E’ quanto emerge dalla sentenza della Terza Sezione Penale della Cassazione del 19 gennaio 2016, n. 1923. Il fatto vedeva una coppia essere amanti per oltre 40 anni, laddove l’uomo era solito fare alla donna costosissimi regali e a corrisponderle ingenti somme di danaro per consentirle un elevato tenore di vita. Con il passare degli anni, a causa del decadimento psicofisico dell’uomo, costui aveva incominciato a prelevare somme ancora più ingenti di denaro e a corrisponderle alla donna rispetto alla quale era diventato completamente succube.
Come rilevato dai giudici di merito, l’uomo non era più libero di determinarsi nelle sue donazioni a favore dell’amante e veniva indotto dalla donna a proseguire in tali corresponsioni di denaro con una costante attività di suggestione e pressione morale, volta a determinare la sua minorata volontà.
Secondo costante insegnamento giurisprudenziale, l’induzione può essere dedotta in via presuntiva potendo consistere anche in un qualsiasi comportamento o attività da parte dell’agente alla quale la vittima, per le sue minorate condizioni, non sia capace di opporsi e la porti, quindi, a compiere, su indicazione dell’agente, atti che, privi di alcuna causale, in condizioni normali non avrebbe compiuto e che siano a sé pregiudizievoli, atteso che l’attività di induzione dev’essere diversamente valutata e graduata a seconda dello stato psichico in cui versi la vittima (Cass. pen., Sez.
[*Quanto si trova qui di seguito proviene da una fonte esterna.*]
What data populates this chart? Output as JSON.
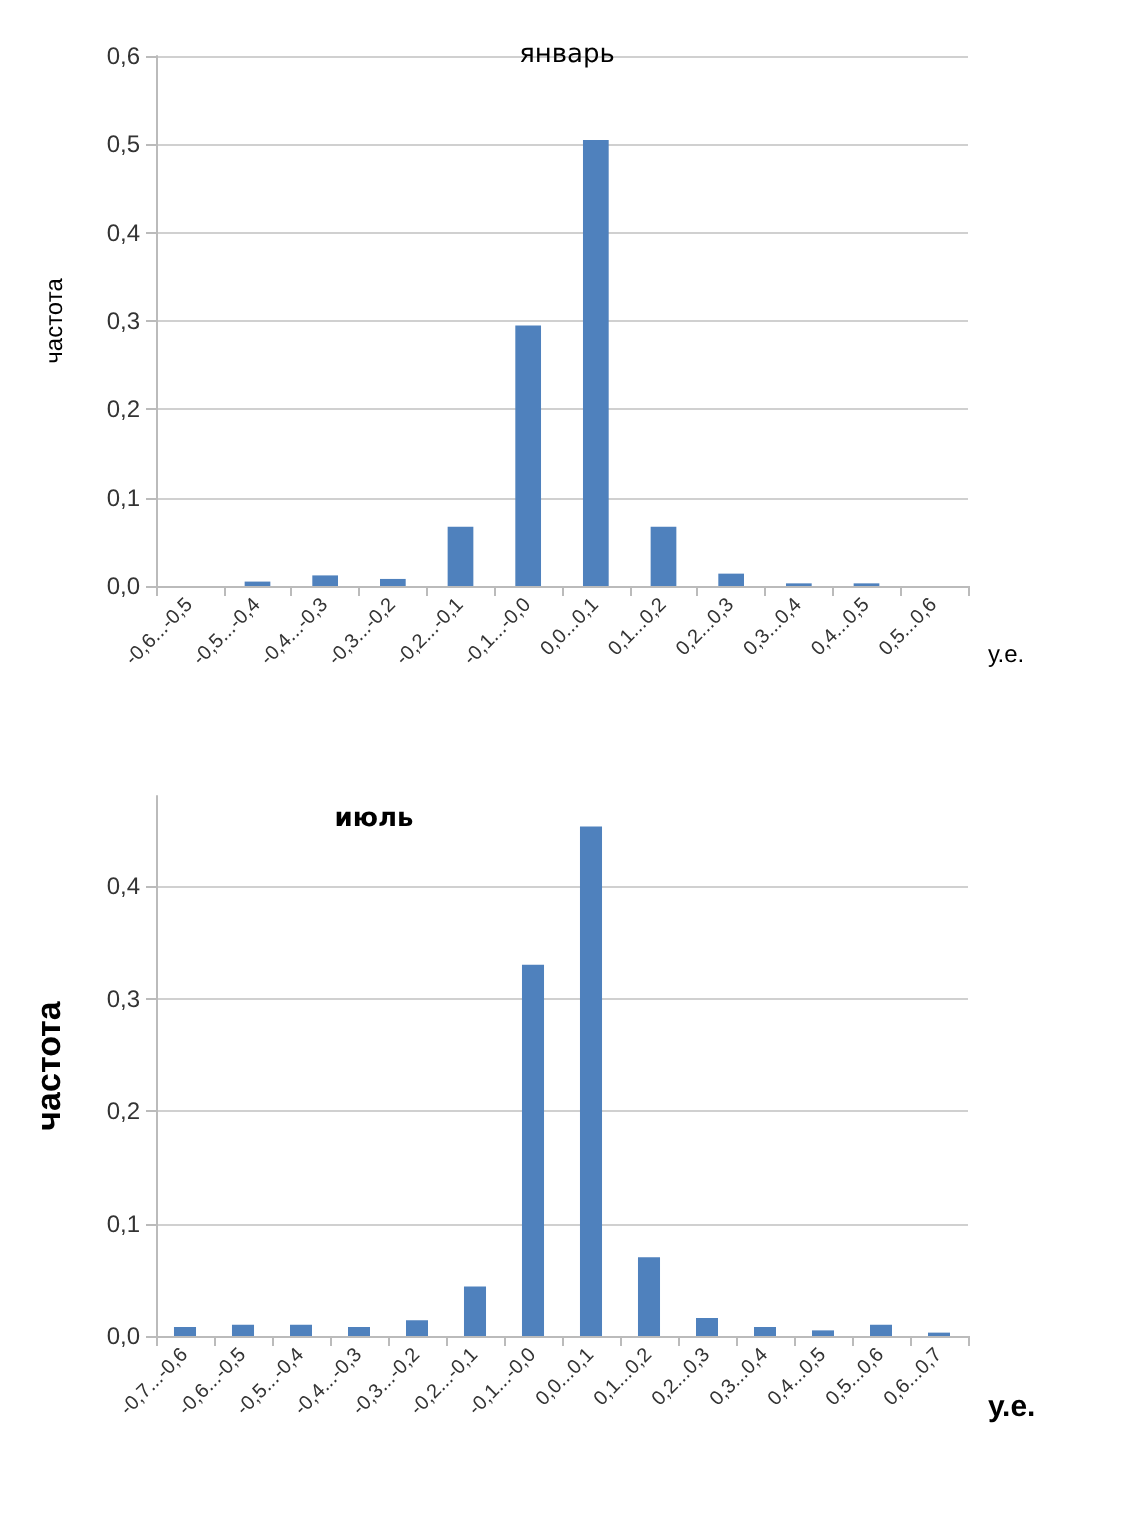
{
  "chart_data": [
    {
      "type": "bar",
      "title": "январь",
      "xlabel": "у.е.",
      "ylabel": "частота",
      "categories": [
        "-0,6...-0,5",
        "-0,5...-0,4",
        "-0,4...-0,3",
        "-0,3...-0,2",
        "-0,2...-0,1",
        "-0,1...-0,0",
        "0,0...0,1",
        "0,1...0,2",
        "0,2...0,3",
        "0,3...0,4",
        "0,4...0,5",
        "0,5...0,6"
      ],
      "values": [
        0,
        0.005,
        0.012,
        0.008,
        0.067,
        0.295,
        0.505,
        0.067,
        0.014,
        0.003,
        0.003,
        0
      ],
      "color": "#4f81bd",
      "ylim": [
        0,
        0.6
      ],
      "yticks": [
        {
          "value": 0,
          "label": "0,0"
        },
        {
          "value": 0.1,
          "label": "0,1"
        },
        {
          "value": 0.2,
          "label": "0,2"
        },
        {
          "value": 0.3,
          "label": "0,3"
        },
        {
          "value": 0.4,
          "label": "0,4"
        },
        {
          "value": 0.5,
          "label": "0,5"
        },
        {
          "value": 0.6,
          "label": "0,6"
        }
      ],
      "grid": "y"
    },
    {
      "type": "bar",
      "title": "июль",
      "xlabel": "у.е.",
      "ylabel": "частота",
      "categories": [
        "-0,7...-0,6",
        "-0,6...-0,5",
        "-0,5...-0,4",
        "-0,4...-0,3",
        "-0,3...-0,2",
        "-0,2...-0,1",
        "-0,1...-0,0",
        "0,0...0,1",
        "0,1...0,2",
        "0,2...0,3",
        "0,3...0,4",
        "0,4...0,5",
        "0,5...0,6",
        "0,6...0,7"
      ],
      "values": [
        0.008,
        0.01,
        0.01,
        0.008,
        0.014,
        0.044,
        0.33,
        0.453,
        0.07,
        0.016,
        0.008,
        0.005,
        0.01,
        0.003
      ],
      "color": "#4f81bd",
      "ylim": [
        0,
        0.48
      ],
      "yticks": [
        {
          "value": 0,
          "label": "0,0"
        },
        {
          "value": 0.1,
          "label": "0,1"
        },
        {
          "value": 0.2,
          "label": "0,2"
        },
        {
          "value": 0.3,
          "label": "0,3"
        },
        {
          "value": 0.4,
          "label": "0,4"
        }
      ],
      "grid": "y"
    }
  ]
}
II, 18583/2009 e Cass, pen., Sez. II, 4816/2010).
Appare del tutto irrilevante il fatto che l’uomo già provvedesse a fare costosi regali alla donna quando ancora non si era presentato il decadimento psicofisico; stante la condizione patologica della vittima, infatti, diviene impossibile stabilire se tale soggetto, qualora in condizioni normali, avrebbe continuato a tenere quel determinato comportamento.